Совершаю утренние процедуры и одеваюсь, чтобы пойти в магазин. Особого желания не имеется, но нахождение в доме грозит неудобными вопросами. Дед ещё вчера порывался расспросить о времени, проведённом на маяке, и узнать подробности, но я мастерски съехала с темы, переключив его внимание на Ивана. Последний, как оказалось, в моё отсутствие побывал у дедушки и объяснил свою неожиданную отлучку. Не знаю, каким образом он убедил сурового Ильича, но дед оправдания принял и посчитал весомыми. Меня в подробности не посвятил.
– Мань, ты куда? – поймана в прихожей, когда собираюсь тихонько покинуть дом.
– В магазин схожу. Куплю воды, печенья и прочего по мелочи. В аэропортах всё в три раза дороже. Завтра ведь самолёт.
– А, точно. – Дед потирает подбородок. – Самолёт… Ну, иди.
Киваю и, юркнув за дверь, не спеша бреду в магазин. Вспоминаю, что в мини-маркете есть вероятность столкнуться с Зоей, но сейчас и этот момент не важен, потому как я сосредоточена лишь на одном – Лёша. Обращаю внимание на все проезжающие и припаркованные автомобили, с трепетом реагируя на знакомый цвет или марку.
С порога замечаю Рыжую, которая, окинув меня недоброжелательным взглядом, демонстративно отворачивается, не поприветствовав. Мысленно шлю её к чёрту, в тайгу и к полярным медведям. Куда-нибудь да докатится с её стремлением ввязаться в любую авантюру, если на горизонте показался симпатичный мужчина.
Иду по рядам, наполняя корзинку и погрузившись в собственные мысли, пока не останавливаюсь около полок с печеньем, которые отделяют пространство от кассы.
– Завтра репетиция, разрешишь Стасу петь? – Голос Вали узнаю сразу, а подобный вопрос может прозвучать лишь от неё.
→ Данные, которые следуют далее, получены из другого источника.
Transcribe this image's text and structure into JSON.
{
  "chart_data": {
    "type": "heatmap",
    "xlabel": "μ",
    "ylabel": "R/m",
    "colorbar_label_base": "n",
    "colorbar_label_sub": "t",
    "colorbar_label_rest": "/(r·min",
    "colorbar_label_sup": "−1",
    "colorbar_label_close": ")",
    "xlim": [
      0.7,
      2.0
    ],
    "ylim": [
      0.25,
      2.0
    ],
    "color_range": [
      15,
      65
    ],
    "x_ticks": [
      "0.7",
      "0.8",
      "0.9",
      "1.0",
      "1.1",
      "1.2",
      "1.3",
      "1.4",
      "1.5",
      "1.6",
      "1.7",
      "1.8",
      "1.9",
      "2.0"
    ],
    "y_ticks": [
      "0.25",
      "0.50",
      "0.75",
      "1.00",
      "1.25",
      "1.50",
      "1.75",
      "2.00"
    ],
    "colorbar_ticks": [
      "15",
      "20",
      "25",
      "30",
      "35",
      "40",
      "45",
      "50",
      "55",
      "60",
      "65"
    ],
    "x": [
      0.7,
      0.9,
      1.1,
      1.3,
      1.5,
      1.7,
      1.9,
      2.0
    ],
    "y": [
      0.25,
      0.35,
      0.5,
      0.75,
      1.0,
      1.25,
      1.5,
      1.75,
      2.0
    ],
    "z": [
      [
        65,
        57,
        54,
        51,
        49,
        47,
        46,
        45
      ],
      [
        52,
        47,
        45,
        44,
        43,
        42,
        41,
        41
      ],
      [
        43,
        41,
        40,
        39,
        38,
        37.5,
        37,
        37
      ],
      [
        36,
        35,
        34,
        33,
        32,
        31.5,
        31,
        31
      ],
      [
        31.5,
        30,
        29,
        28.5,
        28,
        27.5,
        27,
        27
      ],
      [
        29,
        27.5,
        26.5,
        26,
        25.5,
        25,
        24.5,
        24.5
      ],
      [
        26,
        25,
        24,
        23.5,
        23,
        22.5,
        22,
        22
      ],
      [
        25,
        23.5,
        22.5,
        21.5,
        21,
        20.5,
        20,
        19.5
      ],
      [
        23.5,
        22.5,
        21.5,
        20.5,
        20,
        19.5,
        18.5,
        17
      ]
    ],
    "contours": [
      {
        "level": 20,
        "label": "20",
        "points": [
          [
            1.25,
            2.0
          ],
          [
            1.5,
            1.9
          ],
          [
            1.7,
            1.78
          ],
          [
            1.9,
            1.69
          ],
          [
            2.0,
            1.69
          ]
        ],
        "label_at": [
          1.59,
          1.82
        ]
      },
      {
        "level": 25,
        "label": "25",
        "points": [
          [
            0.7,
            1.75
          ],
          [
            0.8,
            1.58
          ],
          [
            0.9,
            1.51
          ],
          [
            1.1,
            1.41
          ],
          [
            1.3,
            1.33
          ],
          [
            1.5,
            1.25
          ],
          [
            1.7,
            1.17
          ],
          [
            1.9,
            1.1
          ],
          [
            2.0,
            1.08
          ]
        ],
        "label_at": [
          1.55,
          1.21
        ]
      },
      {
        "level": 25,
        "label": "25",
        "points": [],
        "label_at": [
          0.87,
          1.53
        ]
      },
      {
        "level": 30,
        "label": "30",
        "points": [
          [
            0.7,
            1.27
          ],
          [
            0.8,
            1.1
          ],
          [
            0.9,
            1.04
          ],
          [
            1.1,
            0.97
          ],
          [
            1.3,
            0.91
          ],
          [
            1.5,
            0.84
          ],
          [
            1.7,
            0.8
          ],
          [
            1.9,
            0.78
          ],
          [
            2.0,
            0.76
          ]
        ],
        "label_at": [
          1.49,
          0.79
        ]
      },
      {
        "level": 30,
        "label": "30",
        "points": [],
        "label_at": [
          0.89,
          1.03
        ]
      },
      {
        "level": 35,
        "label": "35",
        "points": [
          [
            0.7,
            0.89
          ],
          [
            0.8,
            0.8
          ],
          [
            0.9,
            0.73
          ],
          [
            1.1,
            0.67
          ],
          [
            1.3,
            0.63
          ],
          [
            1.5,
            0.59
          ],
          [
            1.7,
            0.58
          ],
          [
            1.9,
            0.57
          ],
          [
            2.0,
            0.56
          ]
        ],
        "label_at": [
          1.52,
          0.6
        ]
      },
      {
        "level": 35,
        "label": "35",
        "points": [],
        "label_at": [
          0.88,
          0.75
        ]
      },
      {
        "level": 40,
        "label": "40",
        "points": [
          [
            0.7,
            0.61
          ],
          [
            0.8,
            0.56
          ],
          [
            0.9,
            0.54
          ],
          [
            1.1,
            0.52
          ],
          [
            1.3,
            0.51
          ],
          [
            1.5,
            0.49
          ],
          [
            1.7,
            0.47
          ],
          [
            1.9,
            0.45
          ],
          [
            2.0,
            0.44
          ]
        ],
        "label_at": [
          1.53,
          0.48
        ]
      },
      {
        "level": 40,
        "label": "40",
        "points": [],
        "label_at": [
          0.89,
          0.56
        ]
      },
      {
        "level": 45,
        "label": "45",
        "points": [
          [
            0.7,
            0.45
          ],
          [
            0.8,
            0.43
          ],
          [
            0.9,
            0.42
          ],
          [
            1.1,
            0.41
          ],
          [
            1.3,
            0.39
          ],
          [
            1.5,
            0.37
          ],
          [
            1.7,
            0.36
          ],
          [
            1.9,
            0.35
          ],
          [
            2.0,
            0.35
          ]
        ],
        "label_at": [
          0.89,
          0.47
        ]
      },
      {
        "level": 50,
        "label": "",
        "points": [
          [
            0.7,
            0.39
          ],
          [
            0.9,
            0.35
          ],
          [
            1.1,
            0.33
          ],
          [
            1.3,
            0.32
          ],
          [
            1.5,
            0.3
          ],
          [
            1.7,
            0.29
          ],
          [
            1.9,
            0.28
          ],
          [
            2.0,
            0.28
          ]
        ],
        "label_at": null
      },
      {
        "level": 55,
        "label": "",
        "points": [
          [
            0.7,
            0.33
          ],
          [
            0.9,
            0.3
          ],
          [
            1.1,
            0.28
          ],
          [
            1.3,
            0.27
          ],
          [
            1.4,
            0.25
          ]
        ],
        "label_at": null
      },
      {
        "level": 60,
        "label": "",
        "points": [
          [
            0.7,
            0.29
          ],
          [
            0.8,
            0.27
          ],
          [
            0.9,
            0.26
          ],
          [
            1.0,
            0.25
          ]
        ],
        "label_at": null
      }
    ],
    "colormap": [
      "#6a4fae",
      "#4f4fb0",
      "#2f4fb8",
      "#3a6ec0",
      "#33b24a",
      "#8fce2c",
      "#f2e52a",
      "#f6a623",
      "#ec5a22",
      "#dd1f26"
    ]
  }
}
– Разрешу, – фыркает Зойка, сопровождая слова привычным пиканьем товаров. – Только подбери что-то мальчуковское, а не девчачью песенку, которую мой сын пел на прошлом концерте. Ещё и подтанцовка из девочек… Пусть поёт соло. Мой Стасик достоин!
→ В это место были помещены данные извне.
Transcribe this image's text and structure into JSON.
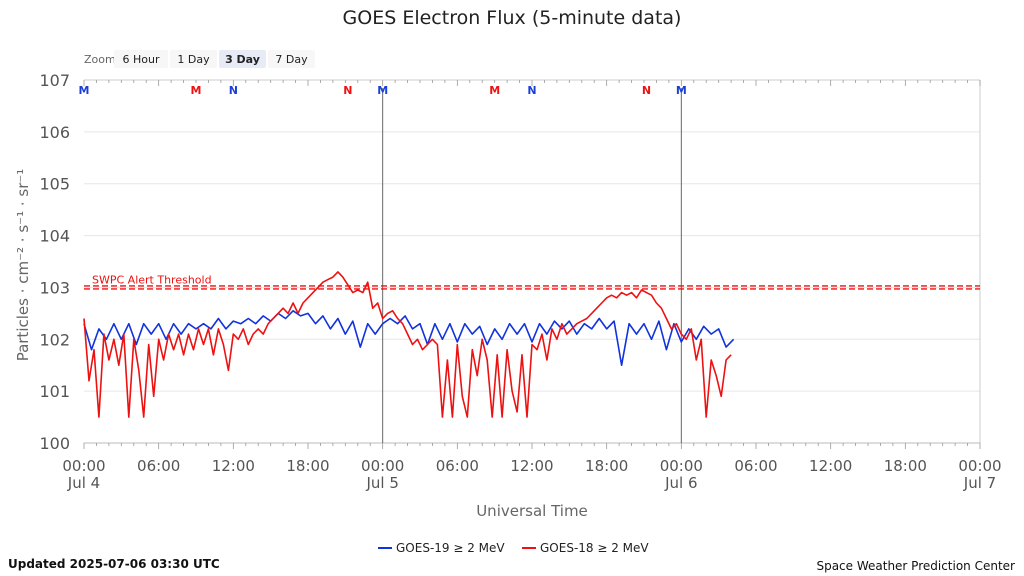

– Хорошо, – пищит Валя, соглашаясь с Зоей, которая своим напором способна дотолкать Стасика до Москвы. – Будет соло.
– И что-то патриотическое, – настаивает Рыжая.
Такими темпами репертуар сельского Дома культуры будет расписан и утверждён Зоей. И Стасику, естественно, достанутся лучшие номера.
– Само собой. К тому же мы начали готовиться к концерту, посвящённому двадцать третьему февраля. У твоего сына будет прекрасная, душевная песня.
– Надеюсь, – угрожающе понижает голос Зоя, – иначе я всем расскажу, какие песни должны петь дети. И покажу!